É interessante observar que a busca do “realismo instrumental” (Fabris, 2002, p.39), que impulsiona o uso das imagens fotográficas nos trabalhos científicos, não se impõe como conduta absoluta, uma vez em que nem sempre o “efeito de real” fazia face à performance requerida da representação visual nos inúmeros trabalhos desenvolvidos. Em algumas funções, as linhas dos desenhos foram facilmente substituídas por essas imagens mais realistas obtidas por contrastes de luz. Esse é o caso das imagens microscópicas que inauguraram a possibilidade de acesso ao que era imperceptível à visão humana ao mesmo tempo em que propiciavam o registro para o trabalho descritivo e analítico a partir dos elementos constitutivos do objeto retratado tornados realidade visualmente observável. Segundo Frizot (1998, p.276-277), “o progresso científico alcançado dependia não apenas do acesso ao invisível como também da transcrição do que foi feito visível opticamente – em termos de forma, diferença de material, limitações de substância – e sobre a explicação dessas diferenças”. Ao reter as qualidades do original, o registro fotográfico permitia a sua revisão e reinterpretação, funções caras ao métier científico.

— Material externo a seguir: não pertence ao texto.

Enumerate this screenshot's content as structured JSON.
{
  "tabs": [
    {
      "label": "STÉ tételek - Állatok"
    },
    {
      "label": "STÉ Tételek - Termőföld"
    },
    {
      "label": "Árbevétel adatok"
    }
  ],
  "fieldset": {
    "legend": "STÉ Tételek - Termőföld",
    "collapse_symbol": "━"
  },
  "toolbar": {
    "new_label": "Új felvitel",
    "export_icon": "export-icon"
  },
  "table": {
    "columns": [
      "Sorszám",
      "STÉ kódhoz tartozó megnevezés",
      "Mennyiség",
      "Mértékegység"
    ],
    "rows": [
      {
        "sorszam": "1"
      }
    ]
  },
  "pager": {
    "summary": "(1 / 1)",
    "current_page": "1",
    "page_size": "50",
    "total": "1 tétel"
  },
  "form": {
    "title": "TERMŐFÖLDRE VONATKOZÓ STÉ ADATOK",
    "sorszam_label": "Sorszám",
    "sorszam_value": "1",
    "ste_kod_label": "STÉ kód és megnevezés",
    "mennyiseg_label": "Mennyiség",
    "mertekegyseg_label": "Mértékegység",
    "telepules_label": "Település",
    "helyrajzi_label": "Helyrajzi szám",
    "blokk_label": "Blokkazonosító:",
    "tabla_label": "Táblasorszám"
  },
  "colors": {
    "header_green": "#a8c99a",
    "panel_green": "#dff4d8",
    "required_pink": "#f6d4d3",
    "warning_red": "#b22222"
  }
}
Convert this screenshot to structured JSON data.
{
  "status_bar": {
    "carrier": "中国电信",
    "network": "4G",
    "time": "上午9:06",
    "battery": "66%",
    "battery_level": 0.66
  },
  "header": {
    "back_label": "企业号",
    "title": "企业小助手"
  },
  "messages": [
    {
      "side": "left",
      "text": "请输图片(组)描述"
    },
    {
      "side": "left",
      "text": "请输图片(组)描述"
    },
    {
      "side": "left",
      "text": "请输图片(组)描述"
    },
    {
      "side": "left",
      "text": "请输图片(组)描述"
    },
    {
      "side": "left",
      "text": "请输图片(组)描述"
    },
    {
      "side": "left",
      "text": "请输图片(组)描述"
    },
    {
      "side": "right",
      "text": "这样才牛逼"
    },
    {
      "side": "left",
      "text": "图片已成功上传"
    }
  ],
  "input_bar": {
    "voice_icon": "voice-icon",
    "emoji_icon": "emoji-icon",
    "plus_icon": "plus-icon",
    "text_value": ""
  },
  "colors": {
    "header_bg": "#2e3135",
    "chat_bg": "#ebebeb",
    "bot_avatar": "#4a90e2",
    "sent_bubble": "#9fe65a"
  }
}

Já o desenho, segundo Correia (2011), mantém algumas vantagens sobre as fotografias, principalmente nas funções didáticas – explicativas, de síntese ou de guia –, a partir da imagem de um objeto ou fenômeno cujo conhecimento se pretende transmitir. O objetivo da ilustração científica, notadamente do desenho, seria representar tipificando o objeto ou fenômeno, o “elucidativo/representativo” do objeto em causa, com vistas a facilitar o seu reconhecimento (Correia, 2011, p.228). Essa performance específica atingida pela ilustração manual fica evidente nas palavras do Dr. Mario Marco Napoli, professor emérito da Faculdade de Medicina da USP e ali estudante entre 1941 e 1946, citado em depoimento no livro, “o desenho tem a vantagem de documentar com pormenores que interessam e era bem mais real do que a fotografia, que não atingia esse resultado. … O que vale na medicina é a documentação. Por mais que a gente descreva, nunca é como o desenho, que fala, demonstra” (p.105).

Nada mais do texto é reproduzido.